A mindset I see constantly in system design is doing the right thing right now, and even more stuff after that. Like sending an email, doing a REST call, performing some CPU intense calculations, calling an external resource. We are doing those things where they should be from the logical point of view. So, if we are given a task like registering an user that sound more or less like that:
"Verify the required fields, check if a user with such email doesn't exist if everything is OK save it to the database, and send an confirmation email."
We will:
- verify required fields
- check for a duplicate
- save it to the database
- send the confirmation email
And for me this is insane and even more - wrong. Wrong as not implementing what the requirement told. For me it should be:
- verify required fields
- check for a duplicate
- save it to the database
- schedule sending the confirmation email
Did you spot the difference? It is in the last step. My point is that we should schedule sending the email and not send it. Why schedule not do it now? There are many reasons, but to name a few:
- in a web application it makes the request faster (scheduling is faster then sending an email)
- processing of jobs can be done on different server.

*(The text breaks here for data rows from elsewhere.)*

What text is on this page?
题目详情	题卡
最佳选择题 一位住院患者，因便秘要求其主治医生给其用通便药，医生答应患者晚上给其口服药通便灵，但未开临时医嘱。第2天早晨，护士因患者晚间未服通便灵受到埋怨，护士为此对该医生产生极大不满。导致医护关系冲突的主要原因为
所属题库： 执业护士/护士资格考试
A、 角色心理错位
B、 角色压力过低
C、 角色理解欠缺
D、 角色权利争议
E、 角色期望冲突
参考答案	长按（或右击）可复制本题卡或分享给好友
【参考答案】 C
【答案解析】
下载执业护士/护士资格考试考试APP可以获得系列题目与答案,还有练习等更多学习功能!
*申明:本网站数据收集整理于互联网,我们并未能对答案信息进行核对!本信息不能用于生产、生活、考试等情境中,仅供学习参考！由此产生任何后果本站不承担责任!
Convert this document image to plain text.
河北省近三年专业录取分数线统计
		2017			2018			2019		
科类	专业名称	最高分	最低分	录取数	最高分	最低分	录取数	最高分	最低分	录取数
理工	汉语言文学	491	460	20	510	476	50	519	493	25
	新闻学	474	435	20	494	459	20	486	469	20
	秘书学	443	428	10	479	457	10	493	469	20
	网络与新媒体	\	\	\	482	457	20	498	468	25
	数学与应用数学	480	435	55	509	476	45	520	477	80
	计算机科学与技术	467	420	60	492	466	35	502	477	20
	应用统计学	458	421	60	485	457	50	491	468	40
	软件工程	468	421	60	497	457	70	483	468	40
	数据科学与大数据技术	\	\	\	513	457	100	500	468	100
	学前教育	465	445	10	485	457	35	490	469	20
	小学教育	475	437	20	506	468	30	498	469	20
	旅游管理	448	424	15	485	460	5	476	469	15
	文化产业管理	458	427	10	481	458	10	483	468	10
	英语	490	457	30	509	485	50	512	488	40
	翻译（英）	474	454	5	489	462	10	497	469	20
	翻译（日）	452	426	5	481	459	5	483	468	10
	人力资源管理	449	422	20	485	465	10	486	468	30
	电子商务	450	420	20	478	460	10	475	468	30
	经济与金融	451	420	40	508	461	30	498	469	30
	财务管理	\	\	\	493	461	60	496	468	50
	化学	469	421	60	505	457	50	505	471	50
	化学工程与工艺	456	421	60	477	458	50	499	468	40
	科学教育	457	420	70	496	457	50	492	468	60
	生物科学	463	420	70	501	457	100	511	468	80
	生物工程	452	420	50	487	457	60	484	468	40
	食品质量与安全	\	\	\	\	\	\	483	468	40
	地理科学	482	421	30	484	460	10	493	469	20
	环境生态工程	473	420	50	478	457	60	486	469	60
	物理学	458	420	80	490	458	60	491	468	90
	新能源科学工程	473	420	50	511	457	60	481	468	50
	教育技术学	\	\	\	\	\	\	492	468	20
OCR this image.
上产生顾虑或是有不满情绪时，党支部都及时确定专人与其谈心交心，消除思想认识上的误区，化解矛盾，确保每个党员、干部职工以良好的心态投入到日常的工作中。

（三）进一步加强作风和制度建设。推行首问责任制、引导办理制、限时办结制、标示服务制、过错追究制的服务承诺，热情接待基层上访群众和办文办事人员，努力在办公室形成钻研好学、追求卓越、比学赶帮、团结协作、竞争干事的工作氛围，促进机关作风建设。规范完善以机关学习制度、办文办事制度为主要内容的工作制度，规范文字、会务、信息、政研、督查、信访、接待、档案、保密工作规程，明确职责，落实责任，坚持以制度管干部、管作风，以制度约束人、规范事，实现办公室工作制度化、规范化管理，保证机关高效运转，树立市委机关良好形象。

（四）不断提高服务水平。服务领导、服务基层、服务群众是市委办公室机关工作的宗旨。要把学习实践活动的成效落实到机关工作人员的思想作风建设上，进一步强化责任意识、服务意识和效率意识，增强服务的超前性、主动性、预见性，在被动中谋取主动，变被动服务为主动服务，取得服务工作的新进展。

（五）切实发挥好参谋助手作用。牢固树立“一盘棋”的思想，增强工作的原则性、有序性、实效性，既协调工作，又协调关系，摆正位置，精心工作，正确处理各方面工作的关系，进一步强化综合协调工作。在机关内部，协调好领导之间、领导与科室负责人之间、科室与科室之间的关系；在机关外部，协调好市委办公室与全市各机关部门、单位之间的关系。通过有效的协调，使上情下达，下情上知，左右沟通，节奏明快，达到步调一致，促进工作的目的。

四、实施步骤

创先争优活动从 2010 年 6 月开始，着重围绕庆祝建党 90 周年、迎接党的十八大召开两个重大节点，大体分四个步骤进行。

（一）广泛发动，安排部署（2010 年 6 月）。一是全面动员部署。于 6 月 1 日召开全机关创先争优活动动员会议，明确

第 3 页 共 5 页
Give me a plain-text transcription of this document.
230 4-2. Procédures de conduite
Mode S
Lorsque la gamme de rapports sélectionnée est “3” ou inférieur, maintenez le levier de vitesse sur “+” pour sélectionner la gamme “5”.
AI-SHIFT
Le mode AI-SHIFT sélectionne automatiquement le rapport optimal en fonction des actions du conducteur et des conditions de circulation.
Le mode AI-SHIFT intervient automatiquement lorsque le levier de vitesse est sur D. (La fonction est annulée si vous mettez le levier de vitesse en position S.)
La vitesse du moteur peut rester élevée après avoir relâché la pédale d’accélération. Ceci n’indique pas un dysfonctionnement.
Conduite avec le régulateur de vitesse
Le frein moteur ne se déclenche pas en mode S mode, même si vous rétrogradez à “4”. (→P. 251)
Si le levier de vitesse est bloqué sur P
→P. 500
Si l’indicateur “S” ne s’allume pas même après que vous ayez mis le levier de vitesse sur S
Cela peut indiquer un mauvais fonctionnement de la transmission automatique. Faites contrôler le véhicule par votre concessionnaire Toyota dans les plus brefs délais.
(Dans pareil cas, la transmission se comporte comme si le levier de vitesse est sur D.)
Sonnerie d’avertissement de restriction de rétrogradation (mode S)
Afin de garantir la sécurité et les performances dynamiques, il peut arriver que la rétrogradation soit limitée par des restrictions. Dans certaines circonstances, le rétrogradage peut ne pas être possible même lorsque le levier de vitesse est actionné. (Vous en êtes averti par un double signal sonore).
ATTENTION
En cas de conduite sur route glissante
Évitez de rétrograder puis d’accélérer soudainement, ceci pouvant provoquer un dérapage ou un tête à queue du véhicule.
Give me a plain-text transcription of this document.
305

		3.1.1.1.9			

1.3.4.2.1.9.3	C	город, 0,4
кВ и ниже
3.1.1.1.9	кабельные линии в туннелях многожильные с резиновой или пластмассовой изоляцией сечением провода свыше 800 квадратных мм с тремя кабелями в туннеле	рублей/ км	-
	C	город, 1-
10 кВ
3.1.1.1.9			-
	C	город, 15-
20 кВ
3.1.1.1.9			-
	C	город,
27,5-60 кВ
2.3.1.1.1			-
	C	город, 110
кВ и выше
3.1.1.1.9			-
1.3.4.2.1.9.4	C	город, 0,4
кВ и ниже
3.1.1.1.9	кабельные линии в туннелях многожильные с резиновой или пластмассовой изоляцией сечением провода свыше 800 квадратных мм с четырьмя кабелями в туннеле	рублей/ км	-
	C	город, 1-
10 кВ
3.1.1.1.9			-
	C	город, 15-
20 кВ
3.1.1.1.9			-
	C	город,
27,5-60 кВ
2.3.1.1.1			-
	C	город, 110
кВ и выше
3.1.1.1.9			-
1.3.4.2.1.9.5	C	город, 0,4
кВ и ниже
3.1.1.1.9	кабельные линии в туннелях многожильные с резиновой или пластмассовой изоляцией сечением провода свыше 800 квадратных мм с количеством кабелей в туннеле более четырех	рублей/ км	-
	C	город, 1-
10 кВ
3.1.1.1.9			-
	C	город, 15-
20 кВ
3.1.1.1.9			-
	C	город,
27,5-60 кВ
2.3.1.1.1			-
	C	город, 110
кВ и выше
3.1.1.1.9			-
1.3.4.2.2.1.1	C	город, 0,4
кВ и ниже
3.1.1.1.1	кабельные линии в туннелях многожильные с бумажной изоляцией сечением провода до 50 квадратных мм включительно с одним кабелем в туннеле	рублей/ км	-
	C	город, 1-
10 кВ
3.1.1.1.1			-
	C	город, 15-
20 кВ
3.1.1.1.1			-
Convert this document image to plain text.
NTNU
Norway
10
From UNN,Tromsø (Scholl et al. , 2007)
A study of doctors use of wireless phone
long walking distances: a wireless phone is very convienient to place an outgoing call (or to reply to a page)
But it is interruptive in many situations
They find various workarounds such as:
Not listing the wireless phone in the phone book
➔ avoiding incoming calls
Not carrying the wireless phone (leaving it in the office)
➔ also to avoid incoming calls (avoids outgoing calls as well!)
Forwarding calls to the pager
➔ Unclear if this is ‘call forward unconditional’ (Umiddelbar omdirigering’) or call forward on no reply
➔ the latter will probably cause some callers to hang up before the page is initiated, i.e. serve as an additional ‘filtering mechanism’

- it is easy to scale job processing servers
- it is more fail resilient (easy to retry)
- it allows to batch operations
- it is easier to monitor
But for me there is also a bigger point to make here. I believe it is more tha n a technical detail, or a performance enhancer. I think that only the second version is implementing the requirement properly. This is because failure to send the email now should not block the registration. It’s a technical problem, not a business one and it should be dealt with without the user knowing. Imagine getting an error from registering saying “SMTP port not responding”. Most of us will say, or I hope so at least, “This is obvious”. But most of us spend our days implementing more complicated processes, where it is not that obvious, and we don’t dare to ask:
"Does it need to be done now? It is an integral part of the process? Do you need it in real time?"
Why? Maybe we feel it implies that the system isn’t fast enough or we can’t code it to work fast enough. Those may be, but my bet is on that we assume it is an integral part and we don’t ask:
- should the whole process fail if this part does?
- can this action fail for any business reason?
- how well should this scale? Long monolithic processes don’t scale.
If you hear “Yes” to any of this questions then do it later.
Keep in mind that latency between scheduling a job and picking it up for execution shouldn’t be greater than 5 second for most cases, because then you are still in “real time” frame of most use cases.